9.3 History Expansion

The shell provides a history expansion feature that is similar to the history expansion provided by csh (also referred to as history substitution where appropriate). This section describes the syntax used to manipulate the history information.

History expansion is enabled by default for interactive shells, and can be disabled using the +H option to the set builtin command (see The Set Builtin). Non-interactive shells do not perform history expansion by default, but it can be enabled with set -H.

History expansions introduce words from the history list into the input stream, making it easy to repeat commands, insert the arguments to a previous command into the current input line, or fix errors in previous commands quickly.

History expansion is performed immediately after a complete line is read, before the shell breaks it into words, and is performed on each line individually. Bash attempts to inform the history expansion functions about quoting still in effect from previous lines.

History expansion takes place in two parts. The first is to determine which entry from the history list should be used during substitution. The second is to select portions of that entry to include into the current one.

The entry selected from the history is called the event, and the portions of that entry that are acted upon are words. Various modifiers are available to manipulate the selected words. The entry is split into words in the same fashion that Bash does when reading input, so that several words surrounded by quotes are considered one word. The event designator selects the event, the optional word designator selects words from the event, and various optional modifiers are available to manipulate the selected words.

History expansions are introduced by the appearance of the history expansion character, which is ‘!’ by default. History expansions may appear anywhere in the input, but do not nest.

History expansion implements shell-like quoting conventions: a backslash can be used to remove the special handling for the next character; single quotes enclose verbatim sequences of characters, and can be used to inhibit history expansion; and characters enclosed within double quotes may be subject to history expansion, since backslash can escape the history expansion character, but single quotes may not, since they are not treated specially within double quotes.

When using the shell, only ‘\’ and ‘'’ may be used to escape the history expansion character, but the history expansion character is also treated as quoted if it immediately precedes the closing double quote in a double-quoted string.

Several characters inhibit history expansion if found immediately following the history expansion character, even if it is unquoted: space, tab, newline, carriage return, ‘=’, and the other shell metacharacters.

There is a special abbreviation for substitution, active when the quick substitution character (described above under histchars) is the first character on the line. It selects the previous history list entry, using an event designator equivalent to !!, and substitutes one string for another in that entry. It is described below (see Event Designators). This is the only history expansion that does not begin with the history expansion character.

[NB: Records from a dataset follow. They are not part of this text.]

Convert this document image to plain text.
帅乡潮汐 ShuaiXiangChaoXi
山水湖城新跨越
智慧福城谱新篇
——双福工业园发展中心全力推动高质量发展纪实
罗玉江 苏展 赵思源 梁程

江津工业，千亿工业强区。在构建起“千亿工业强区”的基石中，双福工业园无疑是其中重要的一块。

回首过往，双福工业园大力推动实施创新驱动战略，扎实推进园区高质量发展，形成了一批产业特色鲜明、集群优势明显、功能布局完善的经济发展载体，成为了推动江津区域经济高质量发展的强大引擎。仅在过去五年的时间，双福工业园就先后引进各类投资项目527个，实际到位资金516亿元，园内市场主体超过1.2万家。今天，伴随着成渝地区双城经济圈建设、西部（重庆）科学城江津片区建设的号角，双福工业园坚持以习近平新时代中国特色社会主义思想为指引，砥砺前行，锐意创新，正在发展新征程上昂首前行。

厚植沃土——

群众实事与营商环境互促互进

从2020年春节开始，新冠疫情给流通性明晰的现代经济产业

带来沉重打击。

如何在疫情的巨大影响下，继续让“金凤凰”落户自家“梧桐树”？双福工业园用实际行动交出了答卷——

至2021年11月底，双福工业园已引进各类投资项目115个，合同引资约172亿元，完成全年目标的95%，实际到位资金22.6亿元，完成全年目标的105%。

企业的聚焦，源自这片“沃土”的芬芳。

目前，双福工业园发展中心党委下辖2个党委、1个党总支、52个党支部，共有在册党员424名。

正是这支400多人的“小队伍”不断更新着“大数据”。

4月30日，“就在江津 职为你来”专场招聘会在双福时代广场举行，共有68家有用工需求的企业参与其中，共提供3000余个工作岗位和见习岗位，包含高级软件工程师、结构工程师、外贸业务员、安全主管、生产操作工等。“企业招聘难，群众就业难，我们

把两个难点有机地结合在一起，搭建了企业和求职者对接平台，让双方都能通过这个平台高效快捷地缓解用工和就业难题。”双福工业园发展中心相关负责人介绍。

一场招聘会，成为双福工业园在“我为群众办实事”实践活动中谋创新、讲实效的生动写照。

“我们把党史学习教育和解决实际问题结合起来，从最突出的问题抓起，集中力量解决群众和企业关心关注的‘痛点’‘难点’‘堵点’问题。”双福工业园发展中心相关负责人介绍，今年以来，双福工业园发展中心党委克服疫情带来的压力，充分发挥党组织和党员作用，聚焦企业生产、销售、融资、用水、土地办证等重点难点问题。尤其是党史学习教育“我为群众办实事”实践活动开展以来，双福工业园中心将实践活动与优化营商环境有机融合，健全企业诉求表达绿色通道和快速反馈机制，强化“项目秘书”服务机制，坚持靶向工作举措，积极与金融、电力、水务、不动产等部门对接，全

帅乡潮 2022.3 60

Several shell options settable with the shopt builtin (see The Shopt Builtin) modify history expansion behavior If the histverify shell option is enabled, and Readline is being used, history substitutions are not immediately passed to the shell parser. Instead, the expanded line is reloaded into the Readline editing buffer for further modification. If Readline is being used, and the histreedit shell option is enabled, a failed history expansion is reloaded into the Readline editing buffer for correction.

The -p option to the history builtin command shows what a history expansion will do before using it. The -s option to the history builtin may be used to add commands to the end of the history list without actually executing them, so that they are available for subsequent recall. This is most useful in conjunction with Readline.

The shell allows control of the various characters used by the history expansion mechanism with the histchars variable, as explained above (see Bash Variables). The shell uses the history comment character to mark history timestamps when writing the history file.